Zygomycetes are resistant to caspofungin and 5-flucytosine in vitro.132,133 Itraconazole may have some activity against certain strains of Rhizomucor and Lichtheimia134 and could be an option especially in cases of cutaneous infection. However, despite rare case reports,135–138 data are insufficient to support its use as monotherapy of mucormycosis in clinical practice.

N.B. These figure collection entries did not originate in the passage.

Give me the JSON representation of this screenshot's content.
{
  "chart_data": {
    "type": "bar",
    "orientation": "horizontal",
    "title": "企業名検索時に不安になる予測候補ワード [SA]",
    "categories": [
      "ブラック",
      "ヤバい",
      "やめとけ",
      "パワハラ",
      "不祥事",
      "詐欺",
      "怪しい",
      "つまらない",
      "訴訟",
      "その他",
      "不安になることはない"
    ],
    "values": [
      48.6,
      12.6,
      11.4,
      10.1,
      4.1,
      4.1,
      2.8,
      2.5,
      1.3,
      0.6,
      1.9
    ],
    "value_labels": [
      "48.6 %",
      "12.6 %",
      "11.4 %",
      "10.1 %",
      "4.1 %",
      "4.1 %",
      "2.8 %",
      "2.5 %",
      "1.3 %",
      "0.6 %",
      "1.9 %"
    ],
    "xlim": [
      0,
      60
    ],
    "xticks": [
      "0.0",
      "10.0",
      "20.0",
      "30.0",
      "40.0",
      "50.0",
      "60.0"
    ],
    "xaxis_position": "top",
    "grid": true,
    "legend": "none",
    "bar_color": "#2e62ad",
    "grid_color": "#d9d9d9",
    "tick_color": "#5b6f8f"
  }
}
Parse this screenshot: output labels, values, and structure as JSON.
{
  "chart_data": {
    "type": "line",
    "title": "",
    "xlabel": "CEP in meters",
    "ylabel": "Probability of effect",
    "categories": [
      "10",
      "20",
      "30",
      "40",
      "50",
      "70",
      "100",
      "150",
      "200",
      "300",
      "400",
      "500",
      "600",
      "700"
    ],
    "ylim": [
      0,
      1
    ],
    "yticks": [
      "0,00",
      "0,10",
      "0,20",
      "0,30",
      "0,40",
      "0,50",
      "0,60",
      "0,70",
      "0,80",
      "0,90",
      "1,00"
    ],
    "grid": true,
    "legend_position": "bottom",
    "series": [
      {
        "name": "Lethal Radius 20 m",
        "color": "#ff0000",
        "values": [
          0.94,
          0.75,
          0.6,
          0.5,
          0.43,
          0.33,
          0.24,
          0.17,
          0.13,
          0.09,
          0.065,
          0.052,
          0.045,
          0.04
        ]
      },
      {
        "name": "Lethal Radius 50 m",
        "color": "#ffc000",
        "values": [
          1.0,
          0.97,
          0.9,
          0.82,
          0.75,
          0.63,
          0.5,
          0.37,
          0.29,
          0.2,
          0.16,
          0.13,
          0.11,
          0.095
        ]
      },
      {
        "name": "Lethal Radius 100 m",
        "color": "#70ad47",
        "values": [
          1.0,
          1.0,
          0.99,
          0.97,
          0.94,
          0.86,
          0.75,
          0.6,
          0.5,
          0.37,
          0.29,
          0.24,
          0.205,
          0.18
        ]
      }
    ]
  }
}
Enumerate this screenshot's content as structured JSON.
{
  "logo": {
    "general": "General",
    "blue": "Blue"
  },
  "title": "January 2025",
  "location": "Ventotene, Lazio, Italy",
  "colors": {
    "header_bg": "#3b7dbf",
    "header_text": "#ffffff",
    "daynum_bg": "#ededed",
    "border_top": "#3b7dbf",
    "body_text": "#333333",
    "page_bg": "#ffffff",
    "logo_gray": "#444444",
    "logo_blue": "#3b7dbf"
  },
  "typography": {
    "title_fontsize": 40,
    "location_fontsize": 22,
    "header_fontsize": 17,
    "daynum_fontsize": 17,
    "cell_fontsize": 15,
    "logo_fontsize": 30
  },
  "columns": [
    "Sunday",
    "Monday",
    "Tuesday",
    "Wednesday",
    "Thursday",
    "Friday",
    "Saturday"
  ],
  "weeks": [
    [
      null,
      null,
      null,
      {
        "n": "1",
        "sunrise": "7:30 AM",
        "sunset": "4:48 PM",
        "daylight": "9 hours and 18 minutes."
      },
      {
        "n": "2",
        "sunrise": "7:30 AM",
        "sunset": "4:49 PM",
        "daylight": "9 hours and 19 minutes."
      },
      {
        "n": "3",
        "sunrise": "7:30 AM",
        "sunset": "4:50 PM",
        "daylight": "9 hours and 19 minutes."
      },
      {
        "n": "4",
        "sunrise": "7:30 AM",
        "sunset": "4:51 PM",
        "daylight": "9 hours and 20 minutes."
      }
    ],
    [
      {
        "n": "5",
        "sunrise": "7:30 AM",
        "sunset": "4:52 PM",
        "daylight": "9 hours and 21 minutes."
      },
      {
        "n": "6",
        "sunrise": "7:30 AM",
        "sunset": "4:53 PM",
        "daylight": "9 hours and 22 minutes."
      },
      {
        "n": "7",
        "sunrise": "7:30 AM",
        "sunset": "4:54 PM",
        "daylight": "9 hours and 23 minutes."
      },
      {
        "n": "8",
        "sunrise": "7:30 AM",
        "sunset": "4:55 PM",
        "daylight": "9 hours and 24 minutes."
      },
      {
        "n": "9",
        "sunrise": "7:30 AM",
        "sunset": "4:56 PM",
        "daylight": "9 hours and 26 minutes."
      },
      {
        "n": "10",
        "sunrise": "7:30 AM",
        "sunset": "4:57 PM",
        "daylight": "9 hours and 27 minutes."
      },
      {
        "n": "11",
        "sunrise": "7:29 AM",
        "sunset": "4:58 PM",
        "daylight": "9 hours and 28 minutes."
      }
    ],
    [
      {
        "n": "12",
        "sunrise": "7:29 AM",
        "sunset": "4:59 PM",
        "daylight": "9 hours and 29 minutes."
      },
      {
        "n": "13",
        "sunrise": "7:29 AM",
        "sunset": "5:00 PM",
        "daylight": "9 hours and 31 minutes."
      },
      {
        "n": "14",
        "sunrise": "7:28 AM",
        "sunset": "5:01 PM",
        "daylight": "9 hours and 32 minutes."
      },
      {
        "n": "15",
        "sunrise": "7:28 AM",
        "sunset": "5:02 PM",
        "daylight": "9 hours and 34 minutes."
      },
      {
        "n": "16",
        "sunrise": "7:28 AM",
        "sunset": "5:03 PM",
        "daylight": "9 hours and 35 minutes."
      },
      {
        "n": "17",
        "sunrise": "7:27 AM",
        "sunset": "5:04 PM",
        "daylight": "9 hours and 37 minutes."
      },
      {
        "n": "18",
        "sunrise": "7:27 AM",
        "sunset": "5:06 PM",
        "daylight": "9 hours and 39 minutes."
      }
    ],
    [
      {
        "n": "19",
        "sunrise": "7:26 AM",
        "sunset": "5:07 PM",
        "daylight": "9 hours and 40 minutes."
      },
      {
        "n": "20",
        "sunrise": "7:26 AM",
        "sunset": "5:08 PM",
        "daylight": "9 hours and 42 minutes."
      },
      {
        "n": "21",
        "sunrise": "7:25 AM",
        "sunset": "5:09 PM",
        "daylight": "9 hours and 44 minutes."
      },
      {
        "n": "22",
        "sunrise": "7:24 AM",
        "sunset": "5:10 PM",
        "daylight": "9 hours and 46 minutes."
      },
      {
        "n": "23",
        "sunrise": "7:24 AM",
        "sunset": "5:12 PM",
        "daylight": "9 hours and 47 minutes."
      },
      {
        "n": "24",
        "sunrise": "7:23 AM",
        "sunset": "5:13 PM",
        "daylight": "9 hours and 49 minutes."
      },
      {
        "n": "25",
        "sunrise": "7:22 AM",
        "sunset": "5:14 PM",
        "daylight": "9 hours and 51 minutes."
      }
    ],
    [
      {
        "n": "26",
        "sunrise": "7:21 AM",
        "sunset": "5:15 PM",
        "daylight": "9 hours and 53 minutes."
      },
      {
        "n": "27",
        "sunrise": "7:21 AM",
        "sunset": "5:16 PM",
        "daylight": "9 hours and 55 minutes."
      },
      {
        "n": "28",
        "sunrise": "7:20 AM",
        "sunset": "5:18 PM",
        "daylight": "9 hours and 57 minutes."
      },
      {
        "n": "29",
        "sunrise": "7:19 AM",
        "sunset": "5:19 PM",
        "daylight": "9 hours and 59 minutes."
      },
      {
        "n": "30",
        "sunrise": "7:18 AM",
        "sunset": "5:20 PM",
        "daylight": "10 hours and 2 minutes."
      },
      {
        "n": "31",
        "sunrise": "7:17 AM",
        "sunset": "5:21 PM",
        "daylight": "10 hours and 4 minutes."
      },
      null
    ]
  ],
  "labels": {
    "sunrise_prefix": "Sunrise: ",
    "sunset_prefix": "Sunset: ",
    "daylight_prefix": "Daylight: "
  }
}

There is some evidence that combination of amphotericin B with caspofungin may be active, but these results are preliminary.139
Certain Mucorales species have however variable susceptibilities to amphotericin, with MICs ranging from <1 to 100 μg/ml and treatment may be unsuccessful. Moreover, the drug may not reach the target because of tissue infarction and thrombosis.140 In order to increase oxygen concentration in tissues hyperbaric oxygen has been used as adjunctive therapy in limited studies, but evidence is insufficient to define the efficacy of this expensive intervention.141
Another option for the treatment of mucormycosis is the adjunctive use of iron-chelators deferasirox and deferiprone. A clinical trial is currently underway, testing the combination of deferasirox with liposomal amphotericin B.
Granulocyte colony-stimulating factor (G-CSF) and granulocyte-macrophage colony-stimulating factor (GM-CSF), G-CSF and GM-CSF are routinely given to neutropenic patients with mucormycosis or another invasive fungal disease. These two cytokines have also be used in a limited number of cases of mucormycosis in non-neutropenic patients as adjunctive treatment with favorable outcomes.142,143
Treating a patient’s underlying medical condition and reducing immunosuppression are essential to therapy. Rapid correction of metabolic abnormalities is mandatory in uncontrolled diabetes. Corticosteroids should be discontinued, if feasible, and other immunosuppressive drugs should be tapered as much as possible.
Diabetics may have a more favourable outcome than non-diabetics. An overall survival rate of 60–77% for rhino-orbito-cerebral mucormycosis has been reported in diabetics, versus 20–34% in non-diabetics.144,145 Combined surgical and medical therapy leads to reduced mortality rates compared to medical treatment alone.6,146
Despite the progress in the treatment of mucormycosis, many problems are yet unsolved and the mortality of the disease is still high.
Depending on the underlying condition of immunocompromised non- haematological patients, mucormycosis can manifest in various clinical forms: mostly as rhino-orbital or rhino-cerebral in diabetes patients, pulmonary infection in patients with malignancy or solid organ transplantation, disseminated infection in iron overloaded or deferoxamine treated patients, cerebral - with no sinus involvement - in ID users, gastrointestinal in premature infants, and cutaneous after direct inoculation in the immunocompetent.
Although there are many unresolved issues concerning the epidemiology, diagnosis and treatment of mucormycosis, advances have been made. Knowledge of the differential patterns of clinical presentation can raise the suspicion index for these rare but highly lethal infections. This is very important since prompt and appropriate management can reduce mortality and morbidity considerably.
Competing interests: The authors have declared that no competing interests exist.